Zwischen uns herrscht bedrückende Stille. Ich spüre, wie mein Herz zerbricht. Alle Träume von einem gemeinsamen Leben, von einer Zukunft scheinen in Asche versunken zu sein.
„Ich weiß nicht, wie ich mit diesem Schmerz leben soll. Du hast mich betrogen, Salman!“ Meine Tränen fließen und ich kann mich nicht zurückhalten.
Salman schließt die Augen, als könne er damit die Realität ausblenden. Er antwortet nicht, und sein Schweigen verletzt mich noch mehr.
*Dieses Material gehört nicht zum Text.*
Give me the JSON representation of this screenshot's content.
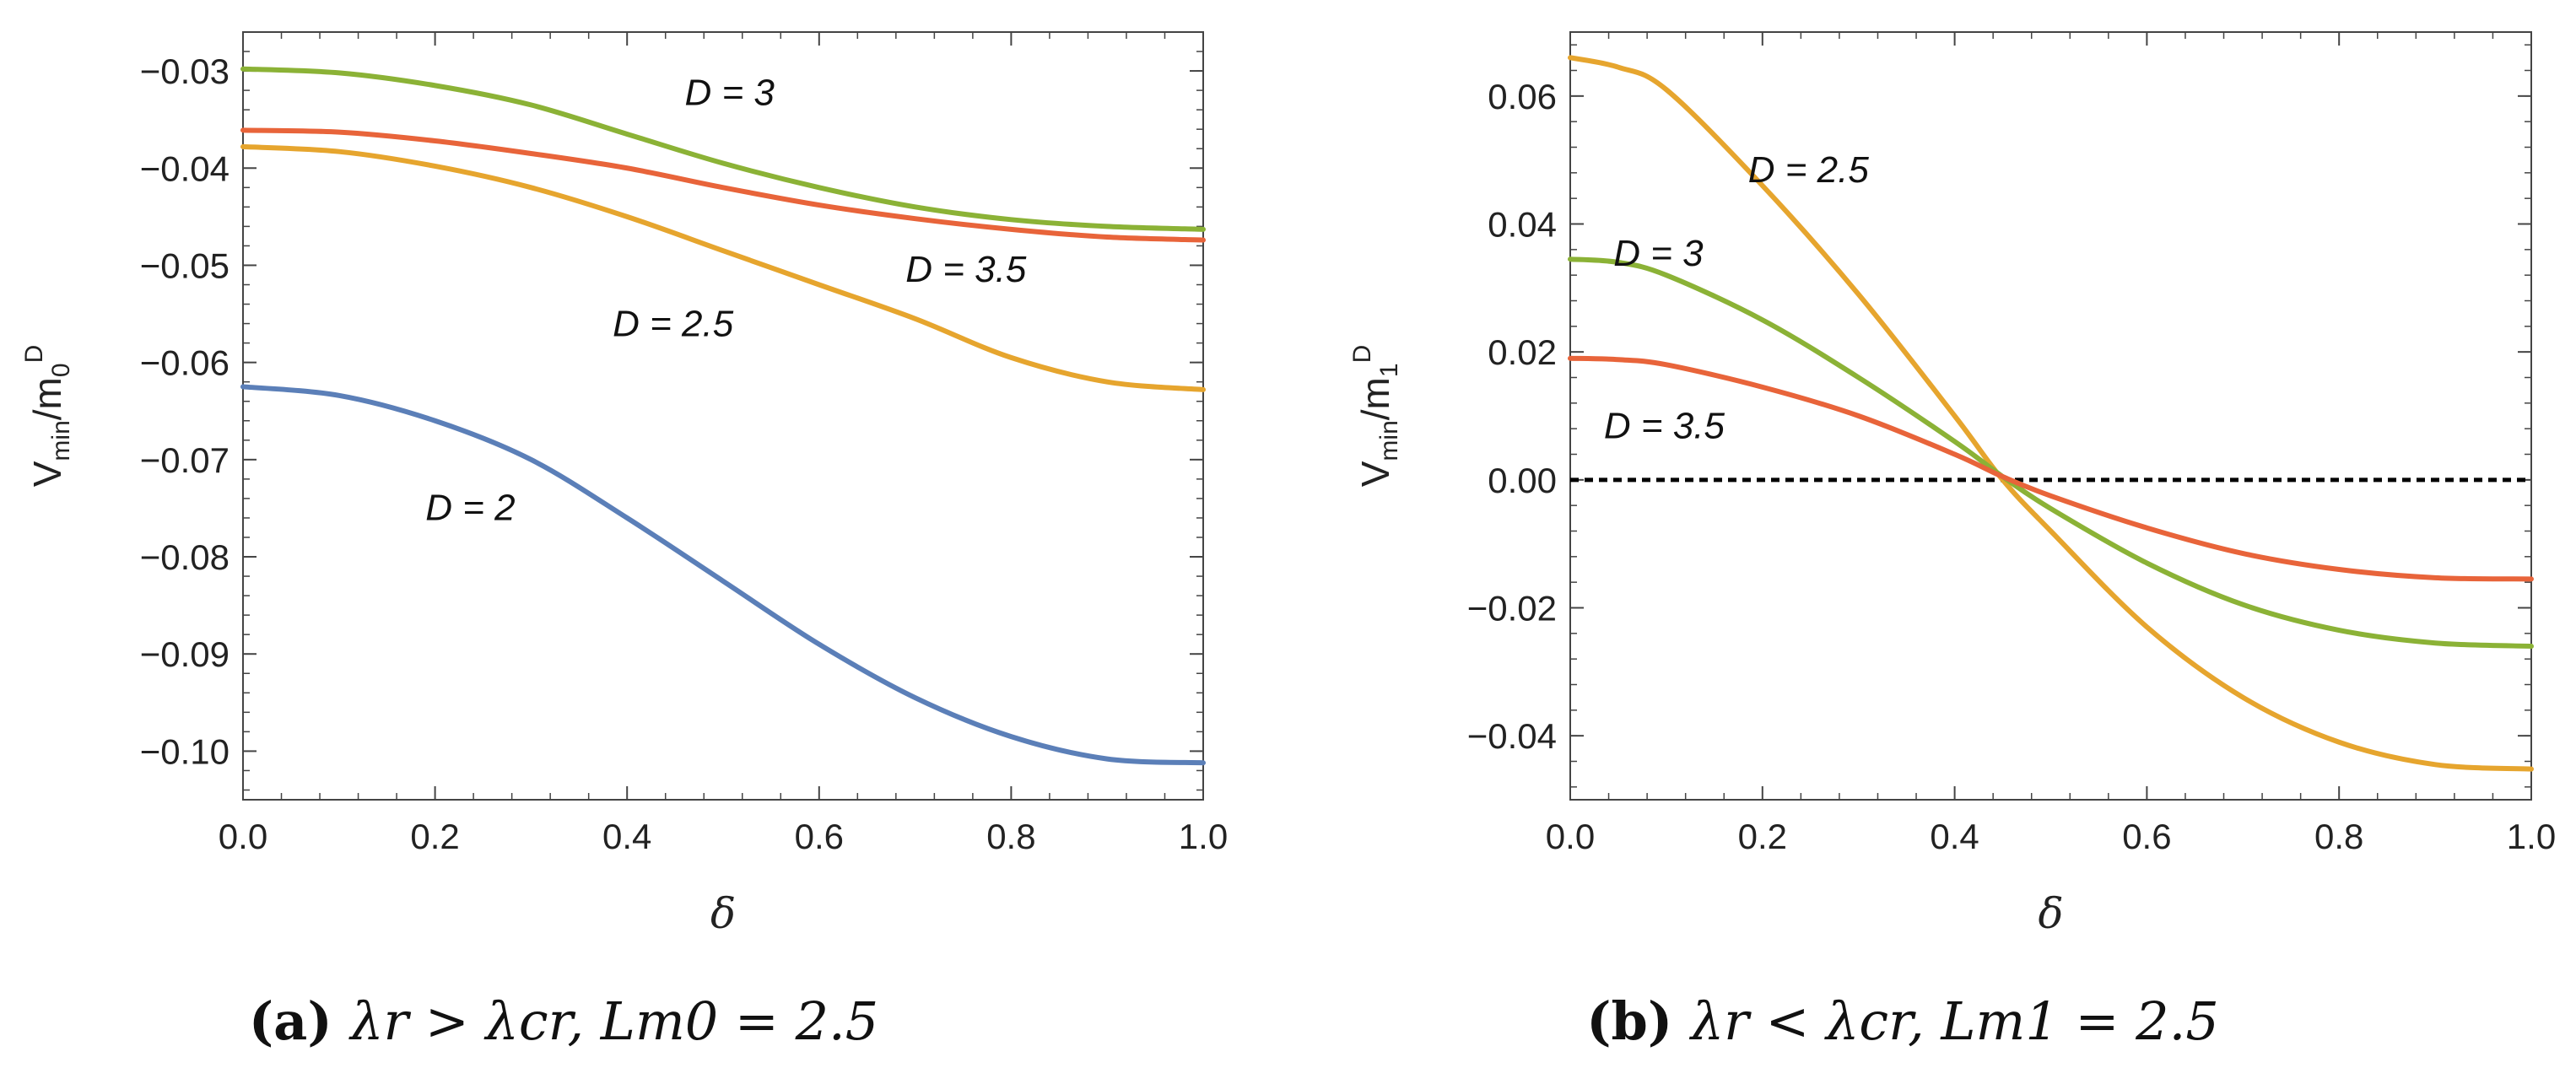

Alles, was mir bleibt, sind Scham und Bitterkeit. Ich will ihn nicht verlieren, aber ich kann mich nicht mit seinem Verrat abfinden. Ich drehe mich um und verlasse den Raum, weil ich ihm meine Schwäche nicht zeigen will. In diesem Moment wird mir klar, dass er mir nicht nur meine Hoffnung genommen hat, sondern auch meinen Glauben an die Liebe. Salman hat mich gebrochen, und ich weiß nicht, ob ich mich nach diesem Schlag jemals wieder aufrappeln kann.